“We’re all going to die someday, so you change your mind,” James Murphy responded to a fan’s concerns regarding LCD Soundsystem’s (LCD) 2016 reunion. This type of casual wisdom has defined the frontman’s work ever since the group’s first single “Losing My Edge’s” tongue-in-cheek jabs at hipster culture: “I hear everybody that you know is more relevant than everybody that I know.” Still, despite the dance-punk icon’s transparency regarding LCD’s return, the quick change of heart understandably inspires some skepticism regarding the group’s motivations. Only five years after his band’s triumphant Madison Square Garden send-off, the man who had called it quits because “it ha[d] all just gotten bigger than I planned” was back, headlining Coachella on a several million-dollar deal.
From the first synth notes of american dream, the fourth LCD album—and first since their reunion—it is obvious that Murphy has lost neither his ear nor his edge. “oh baby” is a beaming melancholic croon that somehow finds room to breathe as it drowns in synth excess.

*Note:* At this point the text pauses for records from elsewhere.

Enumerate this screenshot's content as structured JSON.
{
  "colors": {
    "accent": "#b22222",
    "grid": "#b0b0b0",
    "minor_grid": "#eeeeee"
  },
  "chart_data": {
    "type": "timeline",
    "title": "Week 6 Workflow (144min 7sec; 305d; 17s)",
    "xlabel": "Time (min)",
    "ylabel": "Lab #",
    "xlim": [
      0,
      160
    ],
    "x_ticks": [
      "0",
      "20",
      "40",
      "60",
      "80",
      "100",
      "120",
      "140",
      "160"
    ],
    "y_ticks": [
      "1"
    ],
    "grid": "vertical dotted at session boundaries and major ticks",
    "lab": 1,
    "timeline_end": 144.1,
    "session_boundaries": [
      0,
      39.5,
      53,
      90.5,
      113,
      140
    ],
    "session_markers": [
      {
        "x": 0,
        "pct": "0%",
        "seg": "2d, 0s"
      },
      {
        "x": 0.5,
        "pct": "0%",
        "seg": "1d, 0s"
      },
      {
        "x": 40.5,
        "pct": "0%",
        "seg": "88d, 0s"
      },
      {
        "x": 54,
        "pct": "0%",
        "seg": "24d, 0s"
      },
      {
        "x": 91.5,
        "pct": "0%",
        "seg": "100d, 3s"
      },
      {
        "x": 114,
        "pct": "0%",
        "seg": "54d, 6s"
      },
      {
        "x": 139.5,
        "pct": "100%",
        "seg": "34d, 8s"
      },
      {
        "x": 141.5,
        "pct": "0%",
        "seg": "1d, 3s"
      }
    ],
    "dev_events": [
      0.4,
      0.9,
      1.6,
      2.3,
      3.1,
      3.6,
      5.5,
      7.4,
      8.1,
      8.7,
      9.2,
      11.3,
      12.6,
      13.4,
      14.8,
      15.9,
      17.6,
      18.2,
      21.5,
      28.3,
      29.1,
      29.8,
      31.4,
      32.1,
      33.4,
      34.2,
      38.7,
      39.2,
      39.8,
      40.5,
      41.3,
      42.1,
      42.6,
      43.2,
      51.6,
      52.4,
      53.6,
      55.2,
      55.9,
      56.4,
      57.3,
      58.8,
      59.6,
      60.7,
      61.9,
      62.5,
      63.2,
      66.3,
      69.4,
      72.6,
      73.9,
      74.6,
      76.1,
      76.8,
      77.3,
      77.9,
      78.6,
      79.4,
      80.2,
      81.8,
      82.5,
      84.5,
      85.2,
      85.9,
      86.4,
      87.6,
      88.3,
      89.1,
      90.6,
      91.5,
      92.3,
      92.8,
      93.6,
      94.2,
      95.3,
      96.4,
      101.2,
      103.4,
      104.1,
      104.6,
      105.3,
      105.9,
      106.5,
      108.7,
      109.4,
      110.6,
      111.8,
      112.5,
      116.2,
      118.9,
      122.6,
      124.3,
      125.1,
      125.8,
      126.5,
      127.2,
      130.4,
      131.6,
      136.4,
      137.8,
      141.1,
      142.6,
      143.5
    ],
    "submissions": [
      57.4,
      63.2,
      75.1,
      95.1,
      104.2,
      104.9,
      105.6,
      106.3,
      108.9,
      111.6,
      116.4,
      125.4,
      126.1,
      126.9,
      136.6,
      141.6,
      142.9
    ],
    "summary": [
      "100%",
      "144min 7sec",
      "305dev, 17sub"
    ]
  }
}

This dynamic 80’s-post-punk production quickly reveals itself as the album’s sonic through-line, with arrangements ranging from the echoing drums of “how do you sleep?” to the barrage of delayed guitars on “emotional haircut.”
On the lyrical side, highlights including “american dream” and “tonite” are loaded with gems such as “Look what happened when you were dreaming/And then punch yourself in the face,” which Murphy sings with his trademark poignancy and off-the-cuff delivery.
What truly separates this new release from its predecessors, however, is its cohesion. Insistently self-reflexive and obsessed with endings of friendships, love affairs, or lives, american dream sticks to its universal theme and specific sound to create what just might be LCD Soundsystem’s magnum opus.
In some way, maybe Murphy did sell out. But when the music is this good, the truth is, it doesn’t matter. And if your head is still in turmoil two years after the breakup, just put your headphones on and let the man himself remind you how easy it is to “change your mind.” You’ll surrender.